No prizes for guessing what the UFO is – it’s the Enterprise.
The ship has been thrown through space by a close encounter with a Black Star, and they don’t know where they are. Even Uhura looks a bit dishevelled.
Signals from the planet below them are a news report about the imminent launch of the first manned moonshot. “That was in the late 1960s” says Kirk, the programme hedging a bit since this was made a few years before Armstrong made his historic flight.
A jet fighter approaches, observing the ship, and when a tractor beam causes it to break up, the pilot, Captain Christopher, is beamed aboard.
A bit of 60s-appropriate sexism. “A woman?” “A crewman”.
But now there’s a dilemma. Should they return him to Earth, with the chance he might change the world? They can’t keep him on the Enterprise, because Spock has discovered that his yet unborn son will lead an expedition to Saturn in the future.
But there’s also evidence of the Enterprise on the airbase, from Christopher’s onboard camera, so Kirk and Sulu have to retrieve it from the base. “A primitive computer. I’ve seen them demonstrated in museums.” Me Too.
They’re interrupted by a security guard, who accidentally activates Kirk’s emergency signal, and gets beamed aboard.

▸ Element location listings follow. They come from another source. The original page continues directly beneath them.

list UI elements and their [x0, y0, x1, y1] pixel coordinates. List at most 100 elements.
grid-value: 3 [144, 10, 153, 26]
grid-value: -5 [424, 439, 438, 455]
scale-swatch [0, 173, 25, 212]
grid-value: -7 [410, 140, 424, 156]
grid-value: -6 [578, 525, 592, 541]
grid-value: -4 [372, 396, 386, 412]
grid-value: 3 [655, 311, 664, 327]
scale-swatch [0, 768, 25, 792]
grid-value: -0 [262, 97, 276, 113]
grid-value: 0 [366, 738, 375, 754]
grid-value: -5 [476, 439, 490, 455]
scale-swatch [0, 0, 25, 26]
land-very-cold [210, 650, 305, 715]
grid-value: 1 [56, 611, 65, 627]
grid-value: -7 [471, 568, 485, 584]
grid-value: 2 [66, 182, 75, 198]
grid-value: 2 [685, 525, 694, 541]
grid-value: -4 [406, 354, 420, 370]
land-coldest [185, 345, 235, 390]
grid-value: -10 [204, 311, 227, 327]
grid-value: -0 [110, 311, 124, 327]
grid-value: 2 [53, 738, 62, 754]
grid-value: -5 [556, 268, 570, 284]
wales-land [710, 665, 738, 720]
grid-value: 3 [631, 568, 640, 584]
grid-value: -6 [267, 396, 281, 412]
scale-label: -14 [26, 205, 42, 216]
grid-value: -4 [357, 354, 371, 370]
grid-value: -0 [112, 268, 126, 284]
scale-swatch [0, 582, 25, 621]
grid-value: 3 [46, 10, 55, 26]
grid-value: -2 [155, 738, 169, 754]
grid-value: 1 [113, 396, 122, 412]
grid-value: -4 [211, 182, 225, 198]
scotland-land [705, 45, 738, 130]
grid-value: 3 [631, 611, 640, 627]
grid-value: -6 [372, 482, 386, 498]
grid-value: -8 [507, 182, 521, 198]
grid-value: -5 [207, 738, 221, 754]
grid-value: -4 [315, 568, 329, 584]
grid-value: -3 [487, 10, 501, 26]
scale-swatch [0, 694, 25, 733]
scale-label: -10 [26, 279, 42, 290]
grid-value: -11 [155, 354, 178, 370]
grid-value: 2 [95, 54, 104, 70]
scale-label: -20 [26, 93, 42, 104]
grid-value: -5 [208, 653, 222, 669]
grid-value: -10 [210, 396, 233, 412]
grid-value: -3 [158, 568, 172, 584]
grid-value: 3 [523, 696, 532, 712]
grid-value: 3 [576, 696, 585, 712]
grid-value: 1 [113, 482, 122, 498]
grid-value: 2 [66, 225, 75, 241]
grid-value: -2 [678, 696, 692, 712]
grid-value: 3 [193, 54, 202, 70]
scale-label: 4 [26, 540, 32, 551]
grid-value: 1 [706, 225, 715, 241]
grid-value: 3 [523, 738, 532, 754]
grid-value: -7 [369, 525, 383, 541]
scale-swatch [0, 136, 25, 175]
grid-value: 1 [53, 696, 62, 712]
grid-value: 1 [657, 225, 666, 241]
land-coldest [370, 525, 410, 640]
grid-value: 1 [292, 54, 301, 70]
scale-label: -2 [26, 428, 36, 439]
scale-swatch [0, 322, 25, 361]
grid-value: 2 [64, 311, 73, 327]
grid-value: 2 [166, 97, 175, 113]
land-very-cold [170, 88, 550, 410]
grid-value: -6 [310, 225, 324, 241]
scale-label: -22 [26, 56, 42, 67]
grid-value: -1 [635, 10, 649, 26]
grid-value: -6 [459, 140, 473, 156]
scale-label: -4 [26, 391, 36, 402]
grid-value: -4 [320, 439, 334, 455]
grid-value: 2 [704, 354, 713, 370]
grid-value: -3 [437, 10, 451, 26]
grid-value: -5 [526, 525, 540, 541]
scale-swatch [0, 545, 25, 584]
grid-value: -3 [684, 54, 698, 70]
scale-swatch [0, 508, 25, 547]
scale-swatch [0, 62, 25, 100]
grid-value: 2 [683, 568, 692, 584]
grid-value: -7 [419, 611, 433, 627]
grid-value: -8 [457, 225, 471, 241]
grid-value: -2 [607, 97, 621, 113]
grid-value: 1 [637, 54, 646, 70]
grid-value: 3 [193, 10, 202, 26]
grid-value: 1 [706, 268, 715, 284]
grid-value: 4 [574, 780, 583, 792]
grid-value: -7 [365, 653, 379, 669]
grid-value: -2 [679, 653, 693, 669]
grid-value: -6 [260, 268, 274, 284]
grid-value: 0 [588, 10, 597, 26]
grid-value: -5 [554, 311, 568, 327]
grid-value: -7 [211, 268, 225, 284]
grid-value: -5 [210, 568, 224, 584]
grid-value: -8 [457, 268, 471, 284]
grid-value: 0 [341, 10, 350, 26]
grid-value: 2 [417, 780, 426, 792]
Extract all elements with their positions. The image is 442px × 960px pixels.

He’s more than a little nonplussed at his predicament.
Sulu beams back up, but Kirk is question by site security.
I don’t quite buy the ultimate resolution of the story, which feels like they fudged the rules of Time Travel. But the story is a lot of fun.

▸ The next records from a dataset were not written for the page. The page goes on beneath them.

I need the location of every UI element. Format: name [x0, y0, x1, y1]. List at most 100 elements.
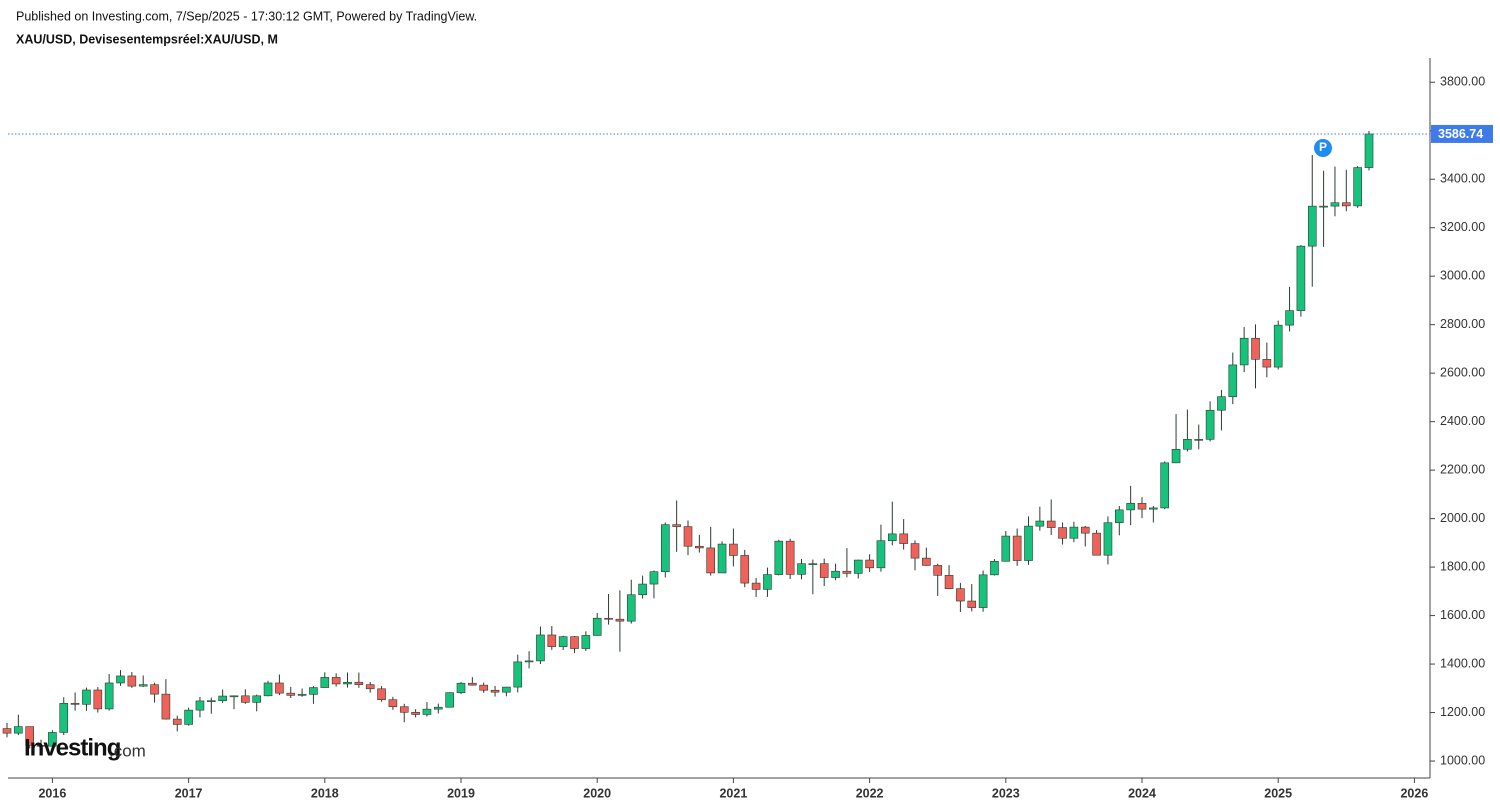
- candle-body: [695, 545, 704, 549]
- y-tick-label: 1400.00: [1440, 656, 1485, 670]
- candle-body: [1160, 462, 1169, 509]
- candle-body: [1353, 167, 1362, 207]
- logo: Investing .com: [24, 734, 146, 761]
- candle-body: [933, 565, 943, 576]
- x-tick-label: 2016: [38, 786, 66, 800]
- candle-body: [1273, 324, 1283, 368]
- candle-body: [547, 634, 557, 647]
- y-tick-label: 3000.00: [1440, 268, 1485, 282]
- candle-body: [1149, 507, 1158, 510]
- candle-body: [331, 677, 341, 685]
- candle-body: [377, 688, 386, 700]
- candle-body: [1069, 526, 1079, 539]
- candle-body: [1239, 337, 1249, 366]
- candle-body: [1080, 526, 1090, 534]
- candle-body: [59, 703, 69, 733]
- candle-body: [82, 689, 91, 705]
- candle-body: [740, 555, 750, 584]
- x-tick-label: 2019: [447, 786, 475, 800]
- candle-body: [706, 547, 716, 574]
- candles: [2, 130, 1374, 750]
- candle-body: [1171, 448, 1181, 464]
- candle-body: [25, 726, 35, 746]
- candle-body: [660, 524, 670, 572]
- marker: [1314, 139, 1332, 157]
- candle-body: [275, 682, 284, 694]
- candle-body: [604, 617, 613, 620]
- candle-body: [865, 559, 874, 569]
- candle-body: [592, 617, 602, 636]
- candle-body: [1137, 503, 1147, 510]
- y-tick-label: 1600.00: [1440, 608, 1485, 622]
- candle-body: [1205, 409, 1215, 440]
- candle-body: [1342, 202, 1351, 207]
- y-tick-label: 2200.00: [1440, 462, 1485, 476]
- candle-body: [309, 687, 318, 695]
- y-tick-label: 3200.00: [1440, 220, 1485, 234]
- candle-body: [513, 661, 523, 688]
- candle-body: [1058, 527, 1067, 539]
- x-tick-label: 2017: [175, 786, 203, 800]
- candle-body: [365, 684, 375, 690]
- y-tick-label: 2400.00: [1440, 414, 1485, 428]
- candle-body: [48, 732, 57, 747]
- x-tick-label: 2026: [1400, 786, 1428, 800]
- candle-body: [411, 712, 420, 715]
- candle-body: [899, 533, 908, 544]
- candle-body: [70, 703, 80, 705]
- x-tick-label: 2022: [856, 786, 884, 800]
- candle-body: [1285, 310, 1294, 326]
- candle-body: [751, 582, 761, 590]
- candle-body: [1364, 133, 1374, 168]
- candle-body: [1330, 202, 1340, 207]
- candle-body: [354, 681, 364, 685]
- y-tick-label: 1800.00: [1440, 559, 1485, 573]
- x-tick-label: 2025: [1264, 786, 1292, 800]
- candle-body: [626, 594, 636, 622]
- x-tick-label: 2021: [719, 786, 747, 800]
- x-axis-bg: [0, 780, 1500, 807]
- candle-body: [468, 682, 477, 686]
- candle-body: [104, 682, 114, 710]
- x-tick-label: 2023: [992, 786, 1020, 800]
- candle-body: [490, 689, 500, 693]
- candle-body: [1251, 337, 1260, 360]
- candle-body: [558, 636, 568, 647]
- x-tick-label: 2018: [311, 786, 339, 800]
- candle-body: [172, 718, 182, 725]
- candle-body: [456, 682, 466, 693]
- candle-body: [1092, 532, 1101, 556]
- candle-body: [297, 694, 307, 696]
- candle-body: [388, 699, 398, 708]
- last-price-label: 3586.74: [1438, 127, 1483, 141]
- candle-body: [774, 540, 784, 575]
- y-tick-label: 3400.00: [1440, 172, 1485, 186]
- candle-body: [36, 744, 46, 747]
- candle-body: [286, 692, 296, 696]
- candle-body: [967, 600, 977, 608]
- candle-body: [263, 682, 273, 697]
- y-tick-label: 1200.00: [1440, 705, 1485, 719]
- candle-body: [887, 533, 897, 541]
- candle-body: [1103, 522, 1113, 556]
- candle-body: [241, 695, 250, 703]
- candle-body: [990, 560, 999, 576]
- candle-body: [343, 681, 352, 685]
- candle-body: [683, 526, 693, 547]
- candle-body: [763, 574, 772, 590]
- candle-body: [161, 693, 171, 720]
- candle-body: [150, 684, 159, 695]
- candle-body: [729, 543, 738, 556]
- candle-body: [1319, 205, 1328, 208]
- candle-body: [93, 689, 103, 710]
- candle-body: [184, 709, 193, 725]
- candle-body: [127, 675, 137, 687]
- y-tick-label: 2800.00: [1440, 317, 1485, 331]
- candle-body: [797, 563, 806, 575]
- candle-body: [218, 695, 227, 701]
- candle-body: [570, 636, 579, 649]
- candle-body: [195, 700, 205, 711]
- y-tick-label: 1000.00: [1440, 753, 1485, 767]
- candle-body: [1126, 503, 1135, 511]
- candle-body: [1046, 520, 1056, 528]
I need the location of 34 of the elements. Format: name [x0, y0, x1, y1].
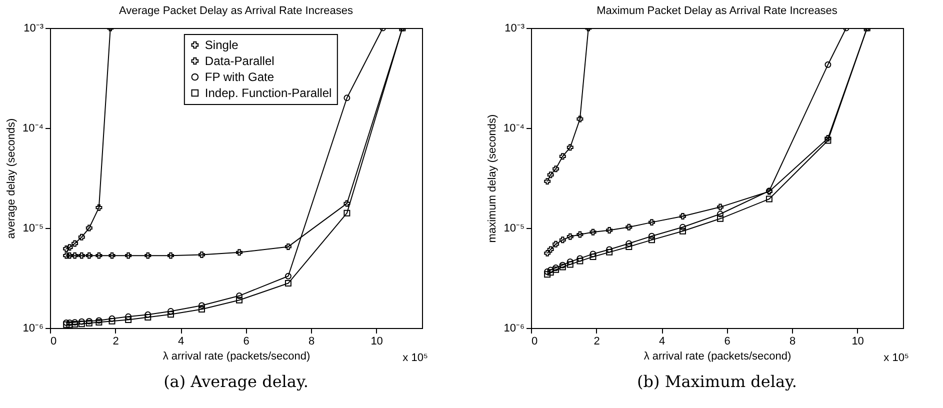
y-tick-label: 10⁻⁶ [504, 322, 524, 334]
x-tick-label: 10 [852, 336, 864, 348]
chart-title: Average Packet Delay as Arrival Rate Increases [119, 5, 354, 17]
x-tick-label: 8 [308, 336, 315, 348]
x-tick-label: 0 [532, 336, 538, 348]
y-tick-label: 10⁻⁴ [504, 122, 525, 134]
y-tick-label: 10⁻³ [24, 22, 44, 34]
x-tick-label: 2 [594, 336, 600, 348]
chart-title: Maximum Packet Delay as Arrival Rate Increases [596, 5, 838, 17]
x-tick-label: 10 [370, 336, 383, 348]
legend-label: Indep. Function-Parallel [204, 86, 332, 100]
x-tick-label: 4 [658, 336, 666, 348]
y-tick-label: 10⁻⁵ [504, 222, 524, 234]
y-tick-label: 10⁻⁶ [22, 322, 44, 334]
legend-label: Single [204, 38, 239, 52]
x-tick-label: 6 [724, 336, 730, 348]
text: (b) Maximum delay. [637, 372, 797, 391]
x-tick-label: 6 [243, 336, 250, 348]
legend-label: FP with Gate [204, 70, 274, 84]
y-axis-title: maximum delay (seconds) [486, 114, 499, 243]
y-tick-label: 10⁻⁴ [22, 122, 44, 134]
text: (a) Average delay. [164, 372, 308, 391]
x-tick-label: 0 [50, 336, 57, 348]
x-tick-label: 8 [789, 336, 796, 348]
text: x 10⁵ [884, 352, 909, 364]
x-tick-label: 2 [112, 336, 119, 348]
x-axis-title: λ arrival rate (packets/second) [162, 350, 310, 362]
x-axis-title: λ arrival rate (packets/second) [644, 350, 792, 362]
y-axis-title: average delay (seconds) [6, 118, 18, 239]
y-tick-label: 10⁻³ [504, 22, 525, 34]
text: x 10⁵ [402, 352, 428, 364]
legend-label: Data-Parallel [204, 54, 274, 68]
x-tick-label: 4 [178, 336, 184, 348]
y-tick-label: 10⁻⁵ [22, 222, 44, 234]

BBC Genome: BBC Two – 6th January 1993 – 18:00
There’s a tiny bit of Horizon before the next episode and a trailer for Sounds of the Seventies.

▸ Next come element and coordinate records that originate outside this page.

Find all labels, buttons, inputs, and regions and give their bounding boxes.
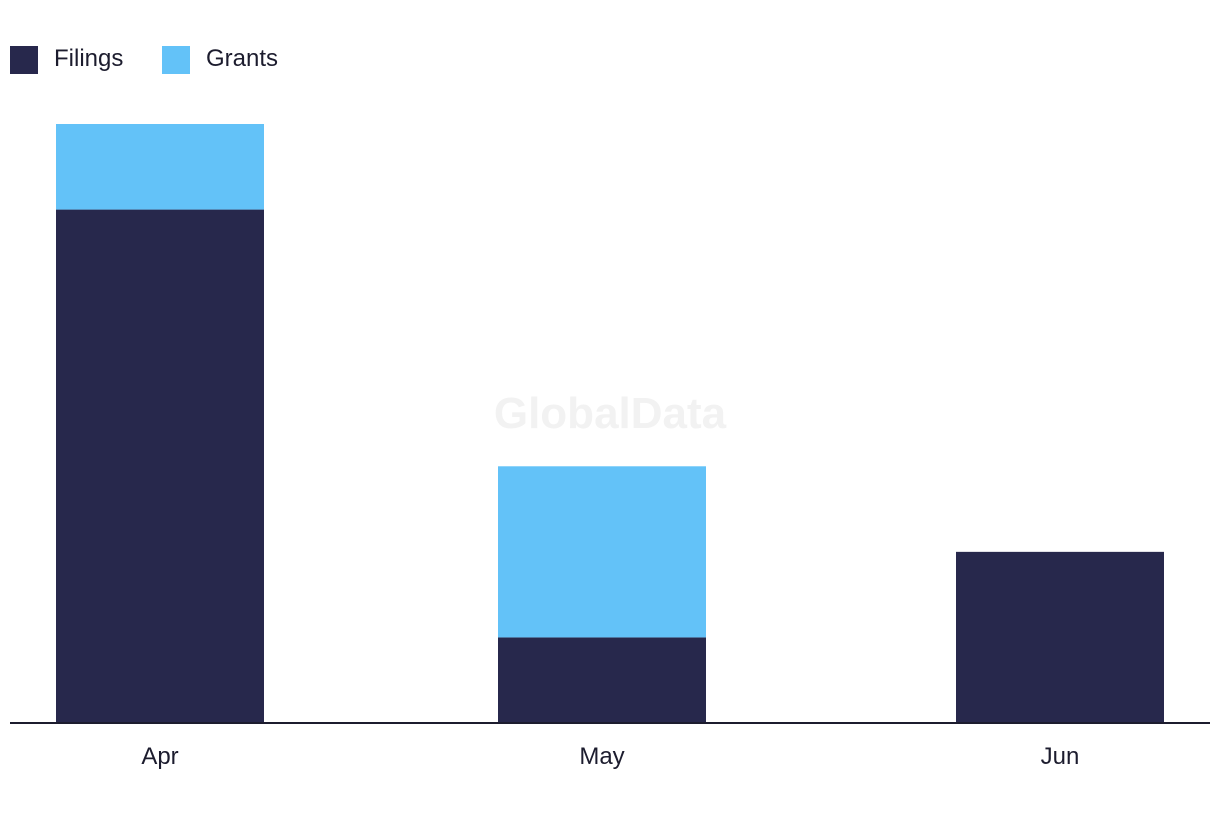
x-tick-label-apr: Apr [141,743,178,770]
legend-swatch-filings [10,46,38,74]
legend: Filings Grants [10,45,278,74]
x-axis-ticks: Apr May Jun [141,743,1079,770]
x-tick-label-may: May [579,743,624,770]
legend-label-filings: Filings [54,45,123,72]
legend-swatch-grants [162,46,190,74]
legend-label-grants: Grants [206,45,278,72]
bar-grants-apr [56,124,264,210]
x-tick-label-jun: Jun [1041,743,1080,770]
bars [56,124,1164,724]
bar-filings-apr [56,209,264,724]
watermark: GlobalData [494,389,727,438]
bar-filings-may [498,637,706,723]
bar-grants-may [498,466,706,638]
bar-filings-jun [956,551,1164,723]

Then, Court Martial. The Enterprise has been through an ion storm. A crewman was lost during the storm after Kirk had to jettison a pod. The crewman’s daughter is not happy.
Then Kirk’s testimony about jettisoning the pod after the red alert started is contradicted by the computer evidence that Spock brings, leading Kirk to be arrested, and a possible Court Martial.
The evidence is damning – Kirk is shown to jettison the pod comtaining the records officer, Finney, before a Red Alert had been called.
Although I think the true culprit is whichever UI designer that put the Jettison Pod button right next to the Red Alert button and didn’t have a confirmation mechanism in place.
But the computer must be at fault, because Spock can beat it at chess, and the only person capable of reprogramming it is the dead officer, Finney. So back on the Enterprise there’s a scene where the rest of the crew have transported off, leaving only the people involved in the Court Martial, and the ship’s computer plays back the amplified heartbeats of everyone on the ship, and eliminates those on the bridge one by one until there’s only one heartbeat left – the missing officer Finney, who harboured a grudge against Kirk since the academy.
BBC Genome: BBC Two – 13th January 1993 – 18:00
After this, recording switches, rather oddly, to the end of an episode of The Paul Daniels Magic Show and a trick ‘based on the work of Edgar Allen Poe’. It’s not a bad trick, featuring a pendulum bisecting the lovely Debbie McGee, but it feels like it’s been toned down a lot from the original idea, so it’s palatable for a Saturday Night audience.
There’s a trailer for That’s Life, then the start of Casualty.
That recording stops, and underneath there’s a bit of Reportage looking at the problems of recruiting to the army. The tape ends during this programme.